Ende 2013 reichten gleich mehrere Investoren EA’s eine Klage gegen den Konzern bzgl. den Problemen mit dem Battlefield 4 Release ein. Grund dafür, waren die angeblich übertriebene Versprechen der Führungsriege von EA, die gegenüber den Investoren geäußert wurden. Die Bundesrichterin Susan Illston, wieß diese Klage nun zurück.
Shooter-Fans werden sich sicherlich noch erinnern können. Zum Release von Battlefield 4 am 31. Oktober 2014, hatte der Shooter mit argen Problemen zu kämpfen. Gebeutelt von vielen Bugs, Soundproblemen und Abstürzen, wurde das Spiel in der Community und bei der Fachpresse stark kritisiert.
Daraufhin reichte eine Gruppe von Investoren eine Sammelklage gegen Publisher EA ein und warfen dem Unternehmen vor, falsche und übertriebene Versprechungen bezüglich der Veröffentlichung von Battlefield 4 gemacht zu haben. Dadurch sei die Qualität des Spiels in irreführender Art und Weise besser dargestellt worden, als sie wirklich gewesen sei.
Die aus den Problemen hervorgehende Verschiebung der DLC-Pläne und die negative Presse führte bei den Investoren zu sinkenden Aktienkursen und Verlusten.
Die verantwortliche Bundesrichterin Susan Illston erklärte nun gegenüber dem Courthouse News Service, dass es sich bei den Versprechungen EA’s um nicht haltbare Aussagen handle und kein vernünftiger Investor auf einer solchen Basis, Entscheidungen fällen würde. Damit verteidigte sie die angeklagte Chef-Etage des Publishers.

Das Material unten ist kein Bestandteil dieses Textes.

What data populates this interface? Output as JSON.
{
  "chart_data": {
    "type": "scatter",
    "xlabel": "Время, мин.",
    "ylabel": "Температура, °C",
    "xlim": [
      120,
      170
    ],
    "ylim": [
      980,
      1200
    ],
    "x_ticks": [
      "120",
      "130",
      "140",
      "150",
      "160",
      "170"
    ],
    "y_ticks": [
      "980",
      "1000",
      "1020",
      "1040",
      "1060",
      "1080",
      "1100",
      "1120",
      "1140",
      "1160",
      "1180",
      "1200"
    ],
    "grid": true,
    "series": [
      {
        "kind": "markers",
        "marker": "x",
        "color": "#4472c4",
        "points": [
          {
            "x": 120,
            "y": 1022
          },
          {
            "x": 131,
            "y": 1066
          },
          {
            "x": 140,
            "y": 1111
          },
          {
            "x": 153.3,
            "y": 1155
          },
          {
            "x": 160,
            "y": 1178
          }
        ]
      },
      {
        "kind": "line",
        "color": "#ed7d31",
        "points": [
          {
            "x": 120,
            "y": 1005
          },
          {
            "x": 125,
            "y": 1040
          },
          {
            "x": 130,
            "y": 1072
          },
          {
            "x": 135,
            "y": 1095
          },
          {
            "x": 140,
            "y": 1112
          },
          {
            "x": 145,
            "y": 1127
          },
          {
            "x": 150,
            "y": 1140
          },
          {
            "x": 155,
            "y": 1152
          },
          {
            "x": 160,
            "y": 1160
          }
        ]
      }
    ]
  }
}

Die Aussage des Angeklagten Gibeau vom 07. Mai 2013, dass EA »in einer deutlich besseren Situation« bezüglich des Umstiegs auf Next-Gen sei, und dass die Frostbite 3 »kaum Risiko birgt«, sind nicht einklagbare vage Aussagen und schlicht Marktschreierei, auf die sich kein vernünftiger Investor verlassen würde.
Die Aussage des Angeklagten Wilson vom 29. Oktober 2013, dass EA »näher mit Microsoft und Sony während der gesamten Entwicklung zusammenarbeite«, was zu einer »Liste von Spielen führe, die die besten Spiel zum Konsolen-Generations-Wechsel sind, die ich je von dieser Firma gesehen habe« ist eine nicht einklagbare Meinung, als auch eine schwammige Aussage.
Genauso ist die Aussage des Angeklagten Moore vom 29. Oktober 2013, dass man »sich sehr gut bezüglich des Generations-Wechsel fühle, und man eine Punktlandung hinlegen« werde, eine nicht einklagbare Aussage.
Das kürzlich veröffentlichte Herbst-Update bügelte viele, der noch immer auftretenden Fehler wieder aus. Das Zweigstudio DICE LA war mit der Beseitigung der Fehler beauftragt und arbeitete auch am DLC Last Stand. Zurzeit entwickelt das Hauptstudio den Shooter Star Wars: Battlefront.